About 10,000 Australians have already been targeted in a Cryptolocker ransomware campaign that persuades individuals with an email that seems to come from local energy company AGL, as reported by the Sydney Morning Herald.
A bogus bill seems to be coming from the energy provider, but when a user clicks on a link to download their bill, a .zip file is downloaded instead.
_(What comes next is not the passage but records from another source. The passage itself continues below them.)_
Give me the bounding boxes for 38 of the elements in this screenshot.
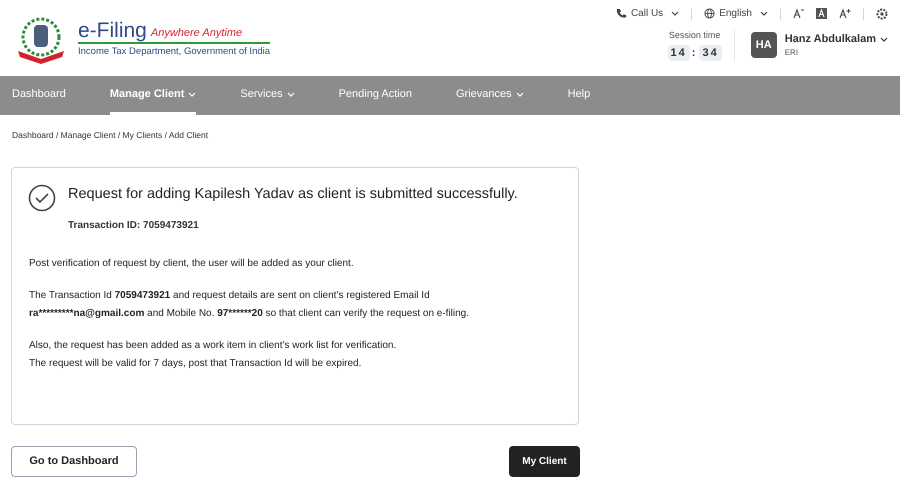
globe-icon: [704, 8, 716, 19]
success-heading: Request for adding Kapilesh Yadav as client is submitted successfully.: [68, 184, 518, 204]
nav-tab[interactable]: Dashboard: [12, 76, 66, 115]
chevron-down-icon: [760, 11, 768, 16]
call-us-menu[interactable]: Call Us: [616, 6, 680, 21]
language-menu[interactable]: English: [704, 6, 768, 21]
nav-tab[interactable]: Manage Client: [110, 76, 196, 115]
settings-icon[interactable]: [876, 8, 888, 20]
logo-tagline: Anywhere Anytime: [150, 26, 242, 41]
session-minutes: 14: [668, 44, 690, 61]
nav-tab[interactable]: Pending Action: [338, 76, 412, 115]
increase-font-icon[interactable]: [839, 8, 851, 19]
session-seconds: 34: [699, 44, 722, 61]
chevron-down-icon: [671, 11, 680, 16]
nav-tab[interactable]: Services: [240, 76, 295, 115]
message-line: ra*********na@gmail.com and Mobile No. 97******20 so that client can verify the request on e-filing.: [29, 306, 470, 320]
message-line: Post verification of request by client, the user will be added as your client.: [29, 256, 355, 270]
time-separator: :: [692, 46, 698, 60]
decrease-font-icon[interactable]: [793, 8, 804, 19]
go-to-dashboard-button[interactable]: Go to Dashboard: [11, 446, 137, 477]
breadcrumb: Dashboard / Manage Client / My Clients / Add Client: [11, 129, 210, 142]
session-label: Session time: [668, 29, 720, 42]
nav-tab[interactable]: Help: [568, 76, 590, 115]
logo-title: e-Filing: [78, 20, 147, 42]
phone-icon: [616, 8, 627, 19]
message-line: The request will be valid for 7 days, post that Transaction Id will be expired.: [29, 356, 362, 370]
message-line: The Transaction Id 7059473921 and request details are sent on client’s registered Email Id: [29, 288, 431, 302]
default-font-icon[interactable]: [816, 8, 827, 19]
department-name: Income Tax Department, Government of India: [78, 45, 270, 60]
check-circle-icon: [28, 184, 56, 212]
transaction-id: Transaction ID: 7059473921: [68, 218, 200, 232]
message-line: Also, the request has been added as a work item in client’s work list for verification.: [29, 338, 398, 352]
nav-tab[interactable]: Grievances: [456, 76, 524, 115]
user-role: ERI: [784, 47, 800, 60]
user-avatar: HA: [750, 32, 777, 58]
my-client-button[interactable]: My Client: [509, 446, 580, 477]
user-menu[interactable]: Hanz Abdulkalam: [784, 30, 888, 48]
chevron-down-icon: [880, 36, 888, 42]
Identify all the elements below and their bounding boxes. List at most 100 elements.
The malware then freezes the device, at which a payment of $640 is required to remove the malware.
As the emails are intended for users at their office, another serious risk is the attackers will obtain access to corporate emails which may then be used to spread the scam further.
Once the malware is delivered, the only option would be to restore from a backup or to wipe the computer’s hard drive and begin from scratch, said Raymond Schippers, a senior specialist at Check Point, which investigated the ransomware.
He said an analysis by Check Point found at least 10,000 people had actually gone to the end of the download process, and were “very likely to have been infected”, while “many more” could have been affected.
The website used URLs such as “checkyourbills.com” or “electricitybill.com” and would look legitimate to “most users”, he said.
There are a couple ways customers can tell the email is fake.
When a receiver tries to open it within their phone or on a Mac computer, it gives you an error message and claims to use a Windows computer, also, the .zip file type is shady.
“Realistically, if you open it on your iPhone and it says ‘this doesn’t work on an iPhone’, it probably isn’t a real website,” Mr Schippers said. “All the websites from all Australian utilities work on phones these days.
“The .zip file is another indication that it’s not usually a bill either. They usually don’t send bills as .zip files, they’ll send them as .pdf or something similar.”